Two new laws in Louisiana cover the issue. HB241 implements curriculum requirements for managing “routine” traffic stops. Already in effect, driving schools must provide students with instruction and demonstrations on how to handle police interactions.
SB17 mandates that students take the course and be tested before obtaining a driver’s license. The new rule takes effect the first of the year.
In Texas, new laws add traffic-stop instruction for prospective motorists while taking driver’s education classes. HB1372 covers procedures in all driver’s education, including online and parent-taught courses.
Rep. Linda Koop, R-Dallas, has said the change is intended to cover information most drivers should already know but many do not.
“This is a commonsense bill about education and safety,” Koop said.
Another new law, SB30, includes a civilian “interaction training program” for high school students, prospective drivers and police officers to learn to interact with each other. Specifically, lessons would be provided about the duties of law enforcement, civilians’ rights and proper behavior during interactions.
Sen. Royce West, D-Dallas, said at a news conference the changes are needed to cover uncertainty about how to handle traffic stops.
“We believe we should have some standardized best practices put into policy in terms of what should be done.”
The new rules go into effect Sept. 1.
Arizona has implemented changes to the state’s driver’s manual and written test. Spurred by the actions of one state lawmaker, the revised manual provides information for armed drivers on how to handle traffic stops.

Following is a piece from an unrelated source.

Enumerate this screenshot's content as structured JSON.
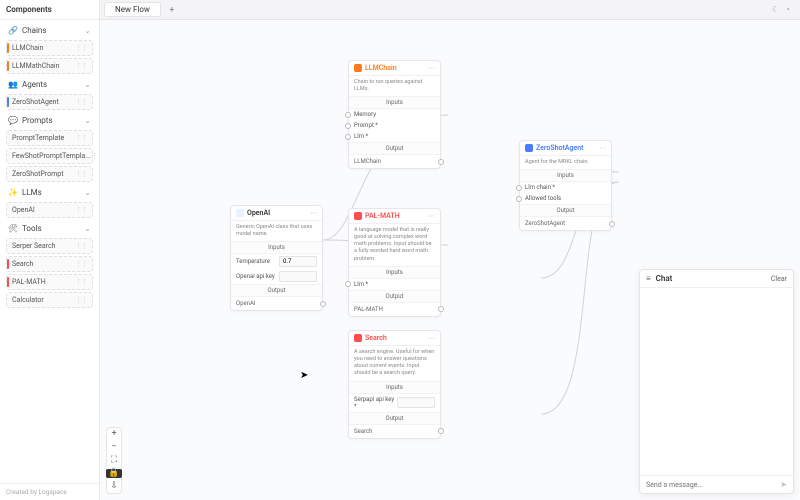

The Grand Canyon State permits residents to carry weapons without permits. Since June, the state’s manual advises affected drivers to keep their hands on the steering wheel during traffic stops and inform officers immediately that a firearm is in the vehicle.

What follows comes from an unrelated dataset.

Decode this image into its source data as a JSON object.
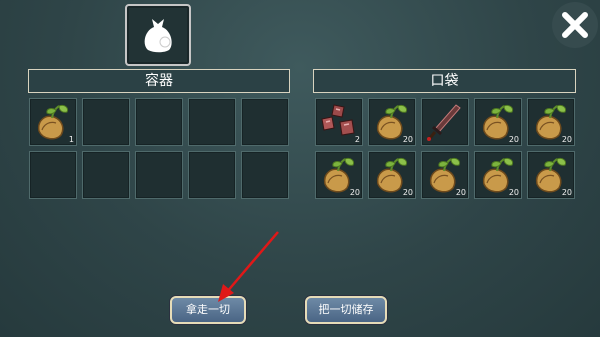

Drivers are also advised not to reach for anything inside the vehicle without the officer’s permission. Guns can be confiscated by law enforcement until the conclusion of the traffic stop – as long as no crime has been committed.
Rep. Reginald Bolding, D-Laveen, said he decided to take action after hearing so many responses about what to do when you’re stopped by police.
The change to the driving exam did not require a new state law. Bolding worked with the governor, the Arizona Department of Transportation, and law enforcement representatives to make the changes.
The New Jersey Assembly has unanimously approved a bill to require schools to teach students of all ages how to act responsibly during traffic stops.
Instruction for students in grades kindergarten through four would receive “age-appropriate” instruction. Starting with fifth grade, students would receive more rigorous instruction.
Assemblywoman Sheila Oliver, D-Essex, said the bill includes a provision that covers an individual’s rights under law in interacting with law enforcement.
“This is not about assigning blame or responsibility, but rather an attempt to empower our young people so they know what to do and what not to do,” Oliver stated.
A1114 is in the Senate Education Committee.